|
|
|
|
|
by te_platt
5347 days ago
|
|
I agree that most ideas are obvious in retrospect. Still, In my experience most ideas are obvious before hand as well. So what is a good way to define obvious or novel as applied to patents? I have two ideas. 1. Boggle rule. In the game Boggle when two players come up with the same word neither get credit. If from a given time of filing a patent someone else files a similar patent both are rejected. 2. Virgin engineer rule. Take a group of people competent in the field of the proposed patent but without any knowledge of the patent. Give them the problem the patent purports to address. If in a single day their solutions substantially match the proposed patent, reject the patent. |
|
The first is reasonably sound. A potentially very interesting idea is to allow anything filed within 3 months of filing to be considered "prior art", although I'm not sure this would make a huge difference in practice.

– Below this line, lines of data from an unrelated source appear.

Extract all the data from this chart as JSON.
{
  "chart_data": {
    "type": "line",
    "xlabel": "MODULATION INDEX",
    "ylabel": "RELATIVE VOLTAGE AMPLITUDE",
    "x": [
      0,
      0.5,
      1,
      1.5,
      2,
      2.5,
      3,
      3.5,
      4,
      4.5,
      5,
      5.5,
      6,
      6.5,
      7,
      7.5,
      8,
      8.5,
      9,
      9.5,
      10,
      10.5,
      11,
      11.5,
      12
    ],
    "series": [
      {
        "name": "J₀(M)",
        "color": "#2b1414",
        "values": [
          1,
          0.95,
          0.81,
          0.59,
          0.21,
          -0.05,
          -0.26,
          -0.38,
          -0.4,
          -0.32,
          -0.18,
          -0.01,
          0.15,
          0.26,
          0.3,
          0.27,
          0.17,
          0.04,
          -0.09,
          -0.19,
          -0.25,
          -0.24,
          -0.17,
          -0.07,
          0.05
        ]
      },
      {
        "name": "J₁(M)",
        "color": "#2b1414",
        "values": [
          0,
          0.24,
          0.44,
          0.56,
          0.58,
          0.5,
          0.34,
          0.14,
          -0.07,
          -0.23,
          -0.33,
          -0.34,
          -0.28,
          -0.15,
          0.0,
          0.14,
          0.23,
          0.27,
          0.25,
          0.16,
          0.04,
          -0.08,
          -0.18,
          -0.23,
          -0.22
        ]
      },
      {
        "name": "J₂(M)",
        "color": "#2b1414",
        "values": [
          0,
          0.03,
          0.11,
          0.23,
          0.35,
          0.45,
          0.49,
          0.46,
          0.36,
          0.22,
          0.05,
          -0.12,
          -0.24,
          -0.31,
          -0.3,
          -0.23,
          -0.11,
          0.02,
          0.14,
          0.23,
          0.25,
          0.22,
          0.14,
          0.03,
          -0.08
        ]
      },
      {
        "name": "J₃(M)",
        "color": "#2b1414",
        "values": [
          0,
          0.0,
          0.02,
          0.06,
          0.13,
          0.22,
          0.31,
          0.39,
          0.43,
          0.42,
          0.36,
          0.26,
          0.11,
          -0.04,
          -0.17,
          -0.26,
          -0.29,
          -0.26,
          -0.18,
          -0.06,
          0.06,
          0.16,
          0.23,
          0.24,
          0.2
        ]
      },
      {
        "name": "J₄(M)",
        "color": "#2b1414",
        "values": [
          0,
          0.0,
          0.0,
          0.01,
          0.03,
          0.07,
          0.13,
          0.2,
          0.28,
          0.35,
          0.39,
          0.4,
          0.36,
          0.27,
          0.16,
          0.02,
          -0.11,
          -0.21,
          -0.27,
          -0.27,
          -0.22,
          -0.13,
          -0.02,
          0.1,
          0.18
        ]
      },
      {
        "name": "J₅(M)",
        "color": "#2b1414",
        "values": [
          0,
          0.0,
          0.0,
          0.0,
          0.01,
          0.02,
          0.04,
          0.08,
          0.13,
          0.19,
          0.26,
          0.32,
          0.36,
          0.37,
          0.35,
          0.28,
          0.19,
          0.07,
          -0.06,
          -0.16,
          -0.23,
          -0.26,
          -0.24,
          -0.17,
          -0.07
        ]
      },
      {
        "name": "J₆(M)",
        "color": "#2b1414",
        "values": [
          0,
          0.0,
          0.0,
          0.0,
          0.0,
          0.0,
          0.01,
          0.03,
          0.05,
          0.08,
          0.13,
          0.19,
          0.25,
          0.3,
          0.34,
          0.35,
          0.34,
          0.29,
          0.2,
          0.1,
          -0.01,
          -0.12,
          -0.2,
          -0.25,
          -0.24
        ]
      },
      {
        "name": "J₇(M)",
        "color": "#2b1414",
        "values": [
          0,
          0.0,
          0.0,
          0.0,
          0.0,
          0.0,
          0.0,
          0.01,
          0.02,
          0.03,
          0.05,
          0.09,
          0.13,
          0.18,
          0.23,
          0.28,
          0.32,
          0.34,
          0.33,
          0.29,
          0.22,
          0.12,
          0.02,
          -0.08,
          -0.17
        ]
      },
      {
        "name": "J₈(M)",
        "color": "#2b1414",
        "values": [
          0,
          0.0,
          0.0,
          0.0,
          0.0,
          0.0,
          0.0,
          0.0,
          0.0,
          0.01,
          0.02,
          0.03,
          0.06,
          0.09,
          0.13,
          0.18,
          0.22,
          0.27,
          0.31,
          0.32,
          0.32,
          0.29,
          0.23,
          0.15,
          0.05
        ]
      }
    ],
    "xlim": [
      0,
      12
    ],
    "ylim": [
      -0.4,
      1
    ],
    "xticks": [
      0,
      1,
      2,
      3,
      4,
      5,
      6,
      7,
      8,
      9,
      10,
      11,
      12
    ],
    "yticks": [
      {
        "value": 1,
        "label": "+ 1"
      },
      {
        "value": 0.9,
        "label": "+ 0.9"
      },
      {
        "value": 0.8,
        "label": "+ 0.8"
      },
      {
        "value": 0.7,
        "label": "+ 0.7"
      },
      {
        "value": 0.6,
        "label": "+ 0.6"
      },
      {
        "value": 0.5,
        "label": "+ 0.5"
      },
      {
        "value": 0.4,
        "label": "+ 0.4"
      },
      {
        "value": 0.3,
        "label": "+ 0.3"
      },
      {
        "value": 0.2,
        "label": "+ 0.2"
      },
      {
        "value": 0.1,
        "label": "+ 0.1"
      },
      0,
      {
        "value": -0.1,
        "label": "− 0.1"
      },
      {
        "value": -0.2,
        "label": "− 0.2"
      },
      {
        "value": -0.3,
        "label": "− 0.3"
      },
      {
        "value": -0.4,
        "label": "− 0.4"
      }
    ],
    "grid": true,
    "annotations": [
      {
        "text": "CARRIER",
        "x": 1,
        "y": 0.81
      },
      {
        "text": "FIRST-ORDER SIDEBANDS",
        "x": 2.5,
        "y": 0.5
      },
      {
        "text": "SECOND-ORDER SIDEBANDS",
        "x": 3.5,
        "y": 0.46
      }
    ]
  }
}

The second would be very labor intensive if done in practice. Doing this as a thought-experiment is actually how non-obviousness is determined by patent examiners. If an engineer of "ordinary skill in the art" would think the approach obvious given the prior art, then the patent is deemed obvious. I don't know if it's ever been tried to locate 'virgin engineers' to demonstrate that a patent is obvious.
So the second idea is how the system works, although the examiner is supposed to be the group of engineers.